Step one: enriching the actress catalog from JavDatabase.com. The R18.dev SQL dump (which is our primary JAV source) has good per-scene data but thin per-actress data. Names, slugs, scene counts. Not much else. JavDatabase.com is an open community-maintained wiki of around 53,000 idol pages, daily-fresh, and crucially they expose blood type, birthday, and birth place fields that R18 omits. None of those fields are mind-blowing on their own, but blood type especially is a thing JAV viewers care about (it is a Japan thing, you can argue with the culture but you cannot argue with the demand).
The enricher is a tiny Apify actor that takes our JAV actor list, looks up each name against JavDatabase, parses the labels, and writes back. We hit 1,350 enrichments out of 2,180 actresses. About 62%. The unmatched ones are typically performers with unusual transliterations or single-scene careers that never got a JavDatabase page. We will pick at the long tail with manual matching over time.

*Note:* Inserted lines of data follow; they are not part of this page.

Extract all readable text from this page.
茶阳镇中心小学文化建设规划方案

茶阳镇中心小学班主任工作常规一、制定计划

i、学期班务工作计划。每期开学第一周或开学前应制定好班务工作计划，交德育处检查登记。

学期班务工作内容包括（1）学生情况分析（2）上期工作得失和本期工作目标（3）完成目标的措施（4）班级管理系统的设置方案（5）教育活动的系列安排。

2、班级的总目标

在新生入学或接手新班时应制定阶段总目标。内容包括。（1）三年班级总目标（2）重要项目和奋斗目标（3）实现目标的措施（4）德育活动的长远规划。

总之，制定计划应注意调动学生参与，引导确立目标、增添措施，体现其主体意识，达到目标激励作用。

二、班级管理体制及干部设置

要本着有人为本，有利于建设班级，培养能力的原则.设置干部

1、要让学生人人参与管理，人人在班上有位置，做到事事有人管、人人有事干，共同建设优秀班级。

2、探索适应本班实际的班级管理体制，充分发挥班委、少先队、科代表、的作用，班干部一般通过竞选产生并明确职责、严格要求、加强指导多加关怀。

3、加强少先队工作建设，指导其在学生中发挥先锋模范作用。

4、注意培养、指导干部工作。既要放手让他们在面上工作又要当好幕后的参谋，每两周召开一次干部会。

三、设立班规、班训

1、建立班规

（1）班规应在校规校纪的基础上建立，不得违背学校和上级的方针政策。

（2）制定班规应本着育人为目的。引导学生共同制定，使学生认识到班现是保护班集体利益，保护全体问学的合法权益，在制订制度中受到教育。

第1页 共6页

Step two: the TMA Shopify feed. TMA (Tokyo-Hot's parent) ships its catalog through a standard Shopify JSON endpoint at /products.json. This is the kind of "you have to know it is there" find that keeps me checking every studio's robots.txt and sitemap on first onboarding, because plenty of studios serve their store data through Shopify without realizing they are also serving it to the public. 153 products in the feed, of which 126 cleanly mapped to our schema (the rest were merchandise, T-shirts and DVDs that our catalog does not carry), of which 49 were genuinely new scenes and 77 reconciled to existing R18.dev rows we already had. The reconciliation step is where the writer's tier-2 dedup logic earns its keep: same scene, two source URLs, one canonical row.
Step three: V&R Planning, rolled back. This is the embarrassing one. V&R Planning is a Japanese studio in the R18.dev label list, and an automatic pipeline I built classifies each label as VR or non-VR based on the title token "VR" appearing somewhere in the studio name. V&R has the letters V and R in its abbreviation, so my classifier marked it VR and onboarded the catalog. 600 scenes imported.
I was browsing the new arrivals page that night and noticed something off. The first thumbnail looked like a regular non-VR title. The second one too. I pulled three random scenes and checked the resolution, the camera setup, the runtime. None of them were VR. V&R Planning, I now know, is the founders' initials. The studio shoots niche scat and bondage content in 2D. The "VR" was nothing to do with format.
Rolled back the import within two hours. 554 actually-imported rows dropped (some of the 600 had failed dedup checks). Added a memory rule for myself: before onboarding any new label as VR, check at least three thumbnails for stereoscopic markers (dual-eye images, the egg-shape distortion, fisheye). Do not trust a name token. The memory file lives next to my other "I will not make this mistake again" notes.
Step four: Wikidata identifier sync. Wikidata exposes a "JAV idol identifier" property (P9781) that connects a Wikidata Q-number to a specific R18.dev actress id. With Q-numbers we can pull cross-source biographical data, link to Wikipedia where it exists, and one day ship richer actress detail pages. The sync is a weekly cron, it ran for the first time on Sunday, and we now have 1,111 actresses out of 2,180 mapped to Q-numbers. 51% coverage. The other 49% are mostly performers without dedicated Wikipedia pages, which is the limiting factor.
Four shipping events, three good outcomes, one rolled back within hours. About what I would expect from a day of metadata-source plumbing. The cost of being wrong on Step 3 was two hours of cleanup, which is fine. The cost of being right on Steps 1, 2, and 4 is a meaningfully better catalog. Diversification pays.